- Episode no.: Season 34 Episode 7
- Directed by: Rob Oliver
- Written by: Christine Nangle
- Production code: OABF01
- Original air date: November 13, 2022

Guest appearances
- Paul Brittain as Brandon; Aubrey Plaza as Amber Duffman;

Episode features
- Couch gag: The Simpsons, in live action, are made from food and covered in gravy.

Episode chronology
| ← Previous "Treehouse of Horror XXXIII" | Next → "Step Brother from the Same Planet" |
- The Simpsons season 34

= From Beer to Paternity =

"From Beer to Paternity" is the seventh episode of the thirty-fourth season of The Simpsons, and the 735th episode overall. It aired in the United States on Fox on November 13, 2022. The episode was directed by Rob Oliver and written by Christine Nangle. In this episode, Duffman must prove he is not sexist after Duff threatens to replace him as the mascot of the company. In the process, Duffman reunited with his daughter after a long absence.

The episode features guest stars Paul Brittain and Aubrey Plaza as Amber Duffman. The episode was dedicated in memory of Julie Kavner's partner David Davis.

== Plot ==
Duff Beer holds a new mascot contest, so Duffman fights to remain relevant and prove that he isn't sexist by using a photo of Lisa with him from an old promotional event and claiming she's his daughter. When Homer and Lisa confront Duffman, he reveals he really does have an estranged daughter named Amber. As Duffman notices how smart Lisa has become, he views Homer as the ultimate father and enlists his help to reconnect with Amber and win the competition. He calls Amber to meet, and she agrees.

Duffman asks Homer and Lisa to come for support because he looks up to their father-daughter relationship. Homer agrees, but Lisa only agrees when he promises to bring her to a nearby Agatha Christie museum. On the way, they sing along to Korean pop music. Duffman reveals how Amber left him after high school, and he keeps a drawing she made when she was a girl as a memento. Duffman's agent says there is a fan convention close by, and he should go for publicity. Because of the detour, they do not arrive at the museum before it closes, which angers Lisa. Duffman realizes that Homer was bribing Lisa, so he leaves on his own.

Going home, Homer and Lisa find Amber's drawing in the car and decide to return it to him. Duffman goes to Amber's door but is too nervous, so he joins a nearby party. When Homer and Lisa arrive, they learn that Duffman did not come, but the three find him at the party. Amber leaves in anger, but Duffman rescues her when she is almost hit by a beer barrel. Duffman shows her the drawing, and they forgive each other.

Duffman wins the contest after fans on the internet saw a video of Duffman singing that Lisa uploaded earlier. He rejects the outcome to become the mascot of Amber's cannabis shop.

== Production ==
On March 8, 2022, it was revealed by Carolyn Omine that "From Beer to Paternity" would be the first production episode of Season 34, which Al Jean confirmed the same day.

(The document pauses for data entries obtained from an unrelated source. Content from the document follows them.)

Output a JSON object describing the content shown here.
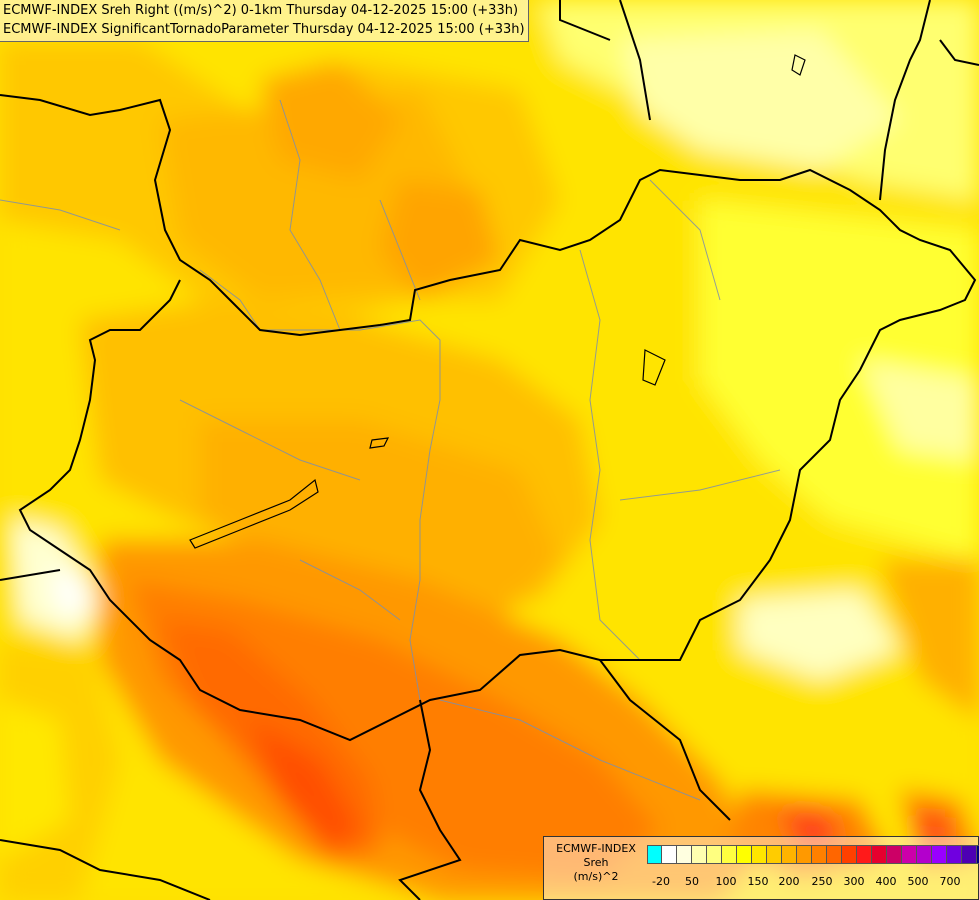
{
  "titles": {
    "line1": "ECMWF-INDEX Sreh Right ((m/s)^2) 0-1km Thursday 04-12-2025 15:00 (+33h)",
    "line2": "ECMWF-INDEX SignificantTornadoParameter Thursday 04-12-2025 15:00 (+33h)"
  },
  "legend": {
    "source": "ECMWF-INDEX",
    "variable": "Sreh",
    "unit": "(m/s)^2",
    "colors": [
      "#00ffff",
      "#ffffff",
      "#ffffe0",
      "#ffffb0",
      "#ffff80",
      "#ffff40",
      "#ffff00",
      "#ffe600",
      "#ffcc00",
      "#ffb300",
      "#ff9900",
      "#ff8000",
      "#ff6600",
      "#ff4000",
      "#ff1a1a",
      "#e6002e",
      "#cc0066",
      "#cc00aa",
      "#b300cc",
      "#9900ff",
      "#7000e0",
      "#4d00b3",
      "#000080"
    ],
    "ticks": [
      "-20",
      "50",
      "100",
      "150",
      "200",
      "250",
      "300",
      "400",
      "500",
      "700"
    ]
  }
}
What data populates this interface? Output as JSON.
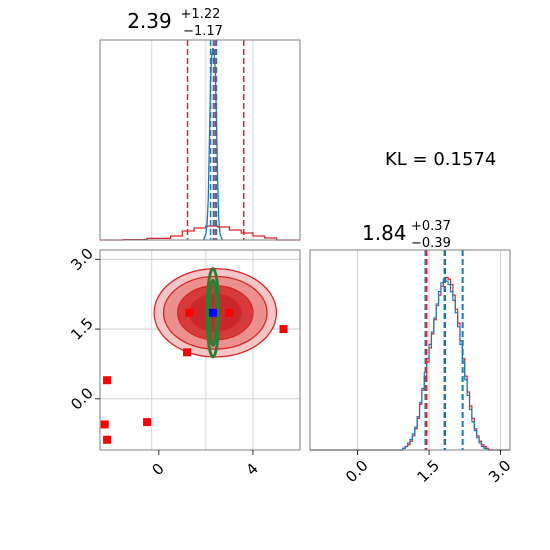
{
  "annotation": {
    "kl_label": "KL = 0.1574"
  },
  "chart_data": [
    {
      "type": "histogram",
      "panel": "param1-marginal",
      "title": {
        "value": "2.39",
        "plus": "+1.22",
        "minus": "−1.17"
      },
      "x_range": [
        -2.5,
        6.0
      ],
      "grid_x": [
        -0.3,
        2.0,
        4.0
      ],
      "series": [
        {
          "name": "",
          "color": "#d62728",
          "style": "step",
          "bins": [
            [
              -2.5,
              -1.5,
              0.0
            ],
            [
              -1.5,
              -0.5,
              0.002
            ],
            [
              -0.5,
              0.5,
              0.008
            ],
            [
              0.5,
              1.0,
              0.02
            ],
            [
              1.0,
              1.5,
              0.045
            ],
            [
              1.5,
              2.0,
              0.06
            ],
            [
              2.0,
              2.5,
              0.07
            ],
            [
              2.5,
              3.0,
              0.065
            ],
            [
              3.0,
              3.5,
              0.05
            ],
            [
              3.5,
              4.0,
              0.035
            ],
            [
              4.0,
              4.5,
              0.02
            ],
            [
              4.5,
              5.0,
              0.01
            ],
            [
              5.0,
              6.0,
              0.0
            ]
          ],
          "quantiles": [
            1.22,
            2.39,
            3.61
          ]
        },
        {
          "name": "",
          "color": "#1f77b4",
          "style": "line",
          "x": [
            1.9,
            2.0,
            2.05,
            2.1,
            2.15,
            2.2,
            2.25,
            2.3,
            2.35,
            2.4,
            2.45,
            2.5,
            2.55,
            2.6,
            2.7
          ],
          "y": [
            0.0,
            0.03,
            0.08,
            0.2,
            0.5,
            0.8,
            0.92,
            0.96,
            0.94,
            0.85,
            0.6,
            0.3,
            0.1,
            0.03,
            0.0
          ],
          "quantiles": [
            2.2,
            2.32,
            2.45
          ]
        }
      ],
      "ylim": [
        0,
        1.0
      ]
    },
    {
      "type": "histogram",
      "panel": "param2-marginal",
      "title": {
        "value": "1.84",
        "plus": "+0.37",
        "minus": "−0.39"
      },
      "x_range": [
        -1.0,
        3.2
      ],
      "xticks": [
        "0.0",
        "1.5",
        "3.0"
      ],
      "xtick_values": [
        0.0,
        1.5,
        3.0
      ],
      "grid_x": [
        0.0,
        1.5,
        3.0
      ],
      "series": [
        {
          "name": "",
          "color": "#d62728",
          "style": "step",
          "x_start": 0.9,
          "bin_width": 0.05,
          "counts": [
            0.0,
            0.01,
            0.02,
            0.03,
            0.05,
            0.08,
            0.12,
            0.18,
            0.26,
            0.34,
            0.42,
            0.5,
            0.58,
            0.66,
            0.74,
            0.82,
            0.88,
            0.93,
            0.96,
            0.98,
            0.97,
            0.94,
            0.88,
            0.8,
            0.72,
            0.62,
            0.52,
            0.42,
            0.33,
            0.25,
            0.18,
            0.12,
            0.08,
            0.05,
            0.03,
            0.02,
            0.01,
            0.0
          ],
          "quantiles": [
            1.45,
            1.84,
            2.21
          ]
        },
        {
          "name": "",
          "color": "#1f77b4",
          "style": "step",
          "x_start": 0.9,
          "bin_width": 0.05,
          "counts": [
            0.0,
            0.01,
            0.02,
            0.04,
            0.06,
            0.09,
            0.13,
            0.19,
            0.27,
            0.35,
            0.44,
            0.52,
            0.6,
            0.67,
            0.75,
            0.83,
            0.9,
            0.95,
            0.97,
            0.96,
            0.94,
            0.9,
            0.85,
            0.78,
            0.7,
            0.6,
            0.5,
            0.4,
            0.31,
            0.23,
            0.16,
            0.11,
            0.07,
            0.04,
            0.02,
            0.01,
            0.0,
            0.0
          ],
          "quantiles": [
            1.42,
            1.82,
            2.2
          ]
        }
      ],
      "ylim": [
        0,
        1.0
      ]
    },
    {
      "type": "scatter",
      "panel": "joint",
      "x_range": [
        -2.5,
        6.0
      ],
      "y_range": [
        -1.1,
        3.2
      ],
      "xticks": [
        "0",
        "4"
      ],
      "xtick_values": [
        0,
        4
      ],
      "yticks": [
        "0.0",
        "1.5",
        "3.0"
      ],
      "ytick_values": [
        0.0,
        1.5,
        3.0
      ],
      "grid_x": [
        -0.3,
        2.0,
        4.0
      ],
      "grid_y": [
        0.0,
        1.5,
        3.0
      ],
      "contours": [
        {
          "name": "",
          "color": "#d62728",
          "center": [
            2.4,
            1.85
          ],
          "levels": [
            {
              "rx": 2.6,
              "ry": 0.95,
              "fill": "#f6c6c6"
            },
            {
              "rx": 2.2,
              "ry": 0.78,
              "fill": "#ee8f8f"
            },
            {
              "rx": 1.6,
              "ry": 0.58,
              "fill": "#d63a3a"
            },
            {
              "rx": 1.1,
              "ry": 0.4,
              "fill": "#c9272b"
            }
          ]
        },
        {
          "name": "",
          "color": "#2e7d32",
          "center": [
            2.3,
            1.85
          ],
          "levels": [
            {
              "rx": 0.25,
              "ry": 0.95
            },
            {
              "rx": 0.15,
              "ry": 0.7
            }
          ]
        }
      ],
      "points": [
        {
          "x": 1.3,
          "y": 1.85,
          "color": "#ff0000"
        },
        {
          "x": 3.0,
          "y": 1.85,
          "color": "#ff0000"
        },
        {
          "x": 5.3,
          "y": 1.5,
          "color": "#ff0000"
        },
        {
          "x": 1.2,
          "y": 1.0,
          "color": "#ff0000"
        },
        {
          "x": -2.2,
          "y": 0.4,
          "color": "#ff0000"
        },
        {
          "x": -2.3,
          "y": -0.55,
          "color": "#ff0000"
        },
        {
          "x": -2.2,
          "y": -0.88,
          "color": "#ff0000"
        },
        {
          "x": -0.5,
          "y": -0.5,
          "color": "#ff0000"
        },
        {
          "x": 2.3,
          "y": 1.85,
          "color": "#0000ff"
        }
      ]
    }
  ]
}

Aubrey Plaza guest starred as Duffman's daughter, Amber. Paul Brittain guest starred as Brandon.

== Cultural references ==
Homer, Lisa, and Duffman sing "Lovesick Girls" by Blackpink. Jisoo of Blackpink acknowledged the song's appearance on her Instagram account.

- The title is a parody of the 1953 film "From Here to Eternity"
- "Oh Yeah" by Yello plays in the episode

== Reception ==

=== Viewing figures ===
The episode earned a 0.97 rating with 4.77 million viewers, which was the most-watched show on Fox that night.

=== Critical response ===
"From Beer to Paternity" received positive reviews from television critics.

Review website The Review Geek gave the episode a 3 out of 5 stars, calling the episode captivating and mildly funny, enjoying Duffman's character arc but wished there were more jokes.

Tony Sokol of Den of Geek gave the episode 3 out of 5 stars. He said it is an "effective character expanding episode" for Duffman with "a lot of individually hysterical lines," but that it suffers for not including Bart.

Matthew Swigonski of Bubbleblabber gave the episode a 7.5 out of 10. He highlighted the new development of Homer and Lisa's relationship. He felt the last act was rushed, and the main story could have been expanded. However, the overall episode was satisfactory.

Cathal Gunning of Screen Rant thought the episode was not interesting because it marginalized the Simpson family and wasted guest star Aubrey Plaza. Gunning also pointed out that there have been several distinct Duffman characters on the show.

Mike Hale of The New York Times called the episode "unexpectedly moving."